The United States will provide the Ukrainian army for the first time with 18 M109 Paladin 155mm tracked self-propelled howitzers.
As the Russia-Ukraine conflict dragged into its 11th month, the United States and its European allies continued to work tirelessly to provide military aid to Ukraine. Just a few weeks after Russia launched its military campaign in Ukraine, the United States began transferring some assets by sea and significantly expanded the route in the spring to supply Ukraine with self-propelled artillery and other heavy weapons and a large amount of ammunition.

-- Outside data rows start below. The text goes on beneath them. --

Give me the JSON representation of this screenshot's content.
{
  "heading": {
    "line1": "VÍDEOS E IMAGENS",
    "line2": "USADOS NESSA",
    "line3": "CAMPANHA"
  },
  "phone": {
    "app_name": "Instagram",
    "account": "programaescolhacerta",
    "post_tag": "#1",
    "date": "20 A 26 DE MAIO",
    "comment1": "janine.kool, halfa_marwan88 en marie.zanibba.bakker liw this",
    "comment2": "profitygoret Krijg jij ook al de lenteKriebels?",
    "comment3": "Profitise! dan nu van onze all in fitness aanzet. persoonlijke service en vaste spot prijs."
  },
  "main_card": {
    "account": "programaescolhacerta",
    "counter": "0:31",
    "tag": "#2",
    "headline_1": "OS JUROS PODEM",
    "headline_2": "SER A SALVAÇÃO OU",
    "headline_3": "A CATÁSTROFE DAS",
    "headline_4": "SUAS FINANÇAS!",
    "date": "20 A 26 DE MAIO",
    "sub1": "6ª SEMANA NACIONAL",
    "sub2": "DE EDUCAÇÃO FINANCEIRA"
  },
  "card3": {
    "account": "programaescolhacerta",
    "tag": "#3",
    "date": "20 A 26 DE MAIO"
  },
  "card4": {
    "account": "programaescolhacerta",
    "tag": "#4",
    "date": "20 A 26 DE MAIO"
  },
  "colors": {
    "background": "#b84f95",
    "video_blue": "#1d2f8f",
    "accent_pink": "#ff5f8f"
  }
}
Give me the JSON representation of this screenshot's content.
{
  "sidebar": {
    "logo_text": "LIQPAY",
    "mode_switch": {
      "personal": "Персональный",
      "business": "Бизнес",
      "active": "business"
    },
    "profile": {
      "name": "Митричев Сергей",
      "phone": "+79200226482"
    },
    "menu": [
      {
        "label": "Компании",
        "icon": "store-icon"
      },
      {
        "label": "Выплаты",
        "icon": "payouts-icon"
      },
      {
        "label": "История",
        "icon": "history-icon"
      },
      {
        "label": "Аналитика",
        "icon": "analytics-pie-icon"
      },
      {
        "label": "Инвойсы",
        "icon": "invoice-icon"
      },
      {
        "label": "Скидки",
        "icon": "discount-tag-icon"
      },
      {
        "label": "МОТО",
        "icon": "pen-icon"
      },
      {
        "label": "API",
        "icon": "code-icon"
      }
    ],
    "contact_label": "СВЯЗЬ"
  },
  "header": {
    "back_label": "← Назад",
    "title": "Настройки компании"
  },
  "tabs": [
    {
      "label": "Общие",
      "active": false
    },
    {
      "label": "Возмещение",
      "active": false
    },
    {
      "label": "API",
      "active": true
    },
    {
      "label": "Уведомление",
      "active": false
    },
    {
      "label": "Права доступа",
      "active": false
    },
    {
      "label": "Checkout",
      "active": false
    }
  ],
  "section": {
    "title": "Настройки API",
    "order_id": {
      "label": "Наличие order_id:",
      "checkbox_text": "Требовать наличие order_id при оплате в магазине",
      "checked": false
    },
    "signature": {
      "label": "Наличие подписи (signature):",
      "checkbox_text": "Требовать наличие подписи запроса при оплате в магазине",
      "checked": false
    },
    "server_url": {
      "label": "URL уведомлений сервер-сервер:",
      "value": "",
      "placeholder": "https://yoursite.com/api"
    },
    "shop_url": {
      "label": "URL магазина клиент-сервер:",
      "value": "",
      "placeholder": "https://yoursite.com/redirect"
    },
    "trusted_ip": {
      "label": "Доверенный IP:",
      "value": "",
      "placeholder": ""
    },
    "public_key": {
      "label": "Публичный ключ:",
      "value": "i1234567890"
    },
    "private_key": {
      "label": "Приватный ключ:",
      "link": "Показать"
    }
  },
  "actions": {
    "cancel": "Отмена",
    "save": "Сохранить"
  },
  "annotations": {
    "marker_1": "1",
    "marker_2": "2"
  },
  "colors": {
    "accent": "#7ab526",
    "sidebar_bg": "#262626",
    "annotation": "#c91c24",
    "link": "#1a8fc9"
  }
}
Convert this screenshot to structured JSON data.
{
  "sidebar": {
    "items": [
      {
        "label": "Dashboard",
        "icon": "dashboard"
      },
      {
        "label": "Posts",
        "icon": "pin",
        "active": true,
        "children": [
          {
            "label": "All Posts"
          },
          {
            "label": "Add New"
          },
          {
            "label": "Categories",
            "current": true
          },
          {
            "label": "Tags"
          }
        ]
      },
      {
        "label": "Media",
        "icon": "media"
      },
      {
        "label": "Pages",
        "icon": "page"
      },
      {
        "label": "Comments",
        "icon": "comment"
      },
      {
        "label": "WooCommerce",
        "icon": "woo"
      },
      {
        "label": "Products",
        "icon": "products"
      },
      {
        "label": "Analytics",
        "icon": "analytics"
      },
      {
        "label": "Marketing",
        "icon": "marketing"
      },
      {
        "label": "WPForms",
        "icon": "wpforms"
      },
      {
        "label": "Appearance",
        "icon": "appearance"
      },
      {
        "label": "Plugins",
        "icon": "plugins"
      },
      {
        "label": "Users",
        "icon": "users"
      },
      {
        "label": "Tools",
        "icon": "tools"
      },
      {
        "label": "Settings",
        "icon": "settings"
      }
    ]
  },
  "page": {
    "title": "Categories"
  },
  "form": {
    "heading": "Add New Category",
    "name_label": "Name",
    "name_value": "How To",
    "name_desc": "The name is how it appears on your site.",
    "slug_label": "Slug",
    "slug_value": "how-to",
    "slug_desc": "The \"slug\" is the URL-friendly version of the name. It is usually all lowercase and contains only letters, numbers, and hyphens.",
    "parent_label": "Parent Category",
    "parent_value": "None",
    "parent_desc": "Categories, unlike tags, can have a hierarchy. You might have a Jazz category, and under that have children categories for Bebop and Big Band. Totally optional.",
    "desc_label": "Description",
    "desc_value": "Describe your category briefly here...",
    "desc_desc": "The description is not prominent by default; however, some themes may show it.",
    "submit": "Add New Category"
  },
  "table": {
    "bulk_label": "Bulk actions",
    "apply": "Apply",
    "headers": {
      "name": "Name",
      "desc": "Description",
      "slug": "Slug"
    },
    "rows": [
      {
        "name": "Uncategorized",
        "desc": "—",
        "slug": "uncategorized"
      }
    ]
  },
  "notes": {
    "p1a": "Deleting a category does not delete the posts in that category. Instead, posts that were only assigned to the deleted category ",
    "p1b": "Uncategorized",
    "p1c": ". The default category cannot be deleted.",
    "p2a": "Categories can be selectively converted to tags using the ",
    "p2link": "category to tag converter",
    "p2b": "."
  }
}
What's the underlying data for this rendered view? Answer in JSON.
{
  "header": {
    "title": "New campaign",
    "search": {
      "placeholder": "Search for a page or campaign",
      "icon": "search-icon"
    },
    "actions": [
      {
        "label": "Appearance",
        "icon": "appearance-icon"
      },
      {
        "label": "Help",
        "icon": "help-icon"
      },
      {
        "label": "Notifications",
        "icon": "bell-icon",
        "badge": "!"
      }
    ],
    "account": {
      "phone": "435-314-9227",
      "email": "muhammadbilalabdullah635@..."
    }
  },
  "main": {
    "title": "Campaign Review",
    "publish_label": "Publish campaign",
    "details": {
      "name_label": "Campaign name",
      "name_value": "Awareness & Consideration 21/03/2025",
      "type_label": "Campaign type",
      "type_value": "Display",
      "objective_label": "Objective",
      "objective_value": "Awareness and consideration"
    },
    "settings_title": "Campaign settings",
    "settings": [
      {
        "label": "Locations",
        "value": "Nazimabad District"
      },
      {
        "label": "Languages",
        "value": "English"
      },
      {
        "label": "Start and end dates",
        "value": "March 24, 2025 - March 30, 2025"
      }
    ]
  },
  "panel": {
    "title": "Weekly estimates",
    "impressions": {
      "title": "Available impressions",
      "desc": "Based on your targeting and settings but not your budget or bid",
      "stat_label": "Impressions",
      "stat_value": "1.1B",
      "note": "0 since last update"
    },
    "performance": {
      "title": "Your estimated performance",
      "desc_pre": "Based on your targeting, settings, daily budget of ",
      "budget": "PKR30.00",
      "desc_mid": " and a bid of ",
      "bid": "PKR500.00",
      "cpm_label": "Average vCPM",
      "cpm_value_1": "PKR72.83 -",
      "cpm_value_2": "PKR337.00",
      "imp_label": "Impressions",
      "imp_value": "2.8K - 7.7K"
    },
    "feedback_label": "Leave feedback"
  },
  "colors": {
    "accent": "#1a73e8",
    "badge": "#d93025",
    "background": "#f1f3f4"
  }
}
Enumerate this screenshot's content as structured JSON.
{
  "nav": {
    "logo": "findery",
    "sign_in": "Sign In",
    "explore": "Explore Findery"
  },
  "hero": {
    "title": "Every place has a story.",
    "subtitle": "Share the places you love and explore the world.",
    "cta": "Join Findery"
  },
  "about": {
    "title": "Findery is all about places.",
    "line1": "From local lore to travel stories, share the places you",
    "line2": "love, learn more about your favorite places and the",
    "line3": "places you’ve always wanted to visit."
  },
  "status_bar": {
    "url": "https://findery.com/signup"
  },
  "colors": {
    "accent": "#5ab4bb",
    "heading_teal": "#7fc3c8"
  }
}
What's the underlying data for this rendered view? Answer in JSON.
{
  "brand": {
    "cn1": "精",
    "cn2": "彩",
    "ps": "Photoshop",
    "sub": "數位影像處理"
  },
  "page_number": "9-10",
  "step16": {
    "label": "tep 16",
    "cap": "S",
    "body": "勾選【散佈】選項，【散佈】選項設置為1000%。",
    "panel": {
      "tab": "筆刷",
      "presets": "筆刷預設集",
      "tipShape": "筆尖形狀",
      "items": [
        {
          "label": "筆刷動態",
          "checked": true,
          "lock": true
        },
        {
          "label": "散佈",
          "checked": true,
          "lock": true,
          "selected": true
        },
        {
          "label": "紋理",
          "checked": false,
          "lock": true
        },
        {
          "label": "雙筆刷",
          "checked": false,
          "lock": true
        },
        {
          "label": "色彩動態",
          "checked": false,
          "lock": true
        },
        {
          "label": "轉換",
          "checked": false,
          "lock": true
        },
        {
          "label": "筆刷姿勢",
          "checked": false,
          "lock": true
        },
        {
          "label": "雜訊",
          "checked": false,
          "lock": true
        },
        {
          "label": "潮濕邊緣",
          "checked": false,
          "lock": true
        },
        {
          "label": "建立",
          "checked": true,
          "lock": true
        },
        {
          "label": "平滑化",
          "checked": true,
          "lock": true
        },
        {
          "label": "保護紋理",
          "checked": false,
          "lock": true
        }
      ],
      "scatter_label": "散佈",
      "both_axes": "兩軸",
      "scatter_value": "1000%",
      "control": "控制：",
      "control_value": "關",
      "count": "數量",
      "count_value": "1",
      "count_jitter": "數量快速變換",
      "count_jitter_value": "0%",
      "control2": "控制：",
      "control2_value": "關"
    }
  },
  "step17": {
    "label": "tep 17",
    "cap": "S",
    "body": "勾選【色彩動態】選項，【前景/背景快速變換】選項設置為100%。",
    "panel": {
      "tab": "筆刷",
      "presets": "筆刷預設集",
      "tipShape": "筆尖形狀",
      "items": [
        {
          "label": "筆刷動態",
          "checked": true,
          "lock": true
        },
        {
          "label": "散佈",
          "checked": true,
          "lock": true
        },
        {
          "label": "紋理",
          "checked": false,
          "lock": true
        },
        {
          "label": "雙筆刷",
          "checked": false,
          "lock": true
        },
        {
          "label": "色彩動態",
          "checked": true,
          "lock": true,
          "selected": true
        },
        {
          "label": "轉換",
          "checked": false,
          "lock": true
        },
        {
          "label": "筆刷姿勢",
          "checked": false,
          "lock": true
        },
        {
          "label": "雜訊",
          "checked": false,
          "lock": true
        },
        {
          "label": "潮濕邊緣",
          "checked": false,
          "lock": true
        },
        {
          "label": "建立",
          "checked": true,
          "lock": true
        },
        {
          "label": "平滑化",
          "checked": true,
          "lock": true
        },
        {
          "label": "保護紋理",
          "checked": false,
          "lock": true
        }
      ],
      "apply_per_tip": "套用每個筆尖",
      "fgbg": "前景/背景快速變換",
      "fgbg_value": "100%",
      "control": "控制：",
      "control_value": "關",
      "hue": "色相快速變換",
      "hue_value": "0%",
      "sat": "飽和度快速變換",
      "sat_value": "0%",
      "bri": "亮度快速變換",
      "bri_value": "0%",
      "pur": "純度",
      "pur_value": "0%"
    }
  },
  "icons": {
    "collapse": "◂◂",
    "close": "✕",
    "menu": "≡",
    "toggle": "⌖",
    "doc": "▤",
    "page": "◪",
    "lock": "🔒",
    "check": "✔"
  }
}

In the latest military aid package for Ukraine announced on January 6, 2023, the United States will provide the Ukrainian army for the first time with 18 M109 Paladin 155mm tracked self-propelled howitzers. In addition, there will be 36 105 mm towed howitzers, and thousands of ammunition to supply both systems. Previously Latvia, Norway, and the United Kingdom supplied Ukraine with 155mm M109 systems. Artillery will still be an important weapon in the fight against the Russian invasion.
The Ukrainian battlefield is witnessing the performance of many advanced self-propelled artillery from the West. Despite being an old artillery platform, first entering service in the United States in 1963, the M109 is still in production today, with updated versions. It has been proven in conflicts around the world, and with hundreds of guns available, the M-109 remains a strong contender on the Ukrainian battlefield.
The artillery version sent to Ukraine will be the M109A6 Paladin. The development of the M109A6 started in 1985. The first production of M109A6 systems was completed in April 1992 and entered into service with the U.S. Army in 1999. Overall product improvement in the areas of survivability, Maintainability, and armament. This includes increased armor, a redesigned internal arrangement for safer ammunition and equipment storage, engine and suspension upgrades, and product improvement of the M284 Cannon and M182A1 Mount.
The greatest difference is the integration of an inertial navigation system, sensors detecting the weapons’ lay, automation, and an encrypted digital communication system, which utilizes computer controlled frequency hopping to avoid enemy electronic warfare and allow the howitzer to send grid location and altitude to the battery Fire Direction Center (FDC). Ammunition storage increased from 36 to 39 155 mm rounds.
Paladins can stop moving and fire within 30 seconds with an accuracy equivalent to the previous models. Tactically, this improves the system’s survivability by allowing the battery to operate dispersed by pairs across the countryside and allowing the howitzer to quickly displace between salvos, or if attacked by indirect fire, aircraft, or ground forces.
The design of the M109A6 is similar to the previous version of the M109 with the driver seated at the front left side of the hull with the power pack on its right and the turret at the rear. The artillery vehicle has a crew of 4, consisting of the commander, gunner, ammunition loader, and driver. The vehicle is powered by a DDEC 8V71T two-cycle diesel engine developing 440 hp at 2,300 rpm manufactured by Detroit Diesel Corporation coupled to an Allison ATD-XTG-411-4 transmission with four forward and two reverse gears. It can run at a maximum road speed of 64 km/h with a maximum cruising range of 344 km.
The Paladin’s main armament is a 155 mm M284 cannon fitted with an M185 gun mount which has many improvements including a reinforced muzzle brake, and advanced bore evacuator. It has a maximum firing range of 24 km with standard artillery ammunition and 30 km with using assisted rounds. It can also fire Excalibur GPS-guided artillery ammunition with a maximum firing range of 40 km.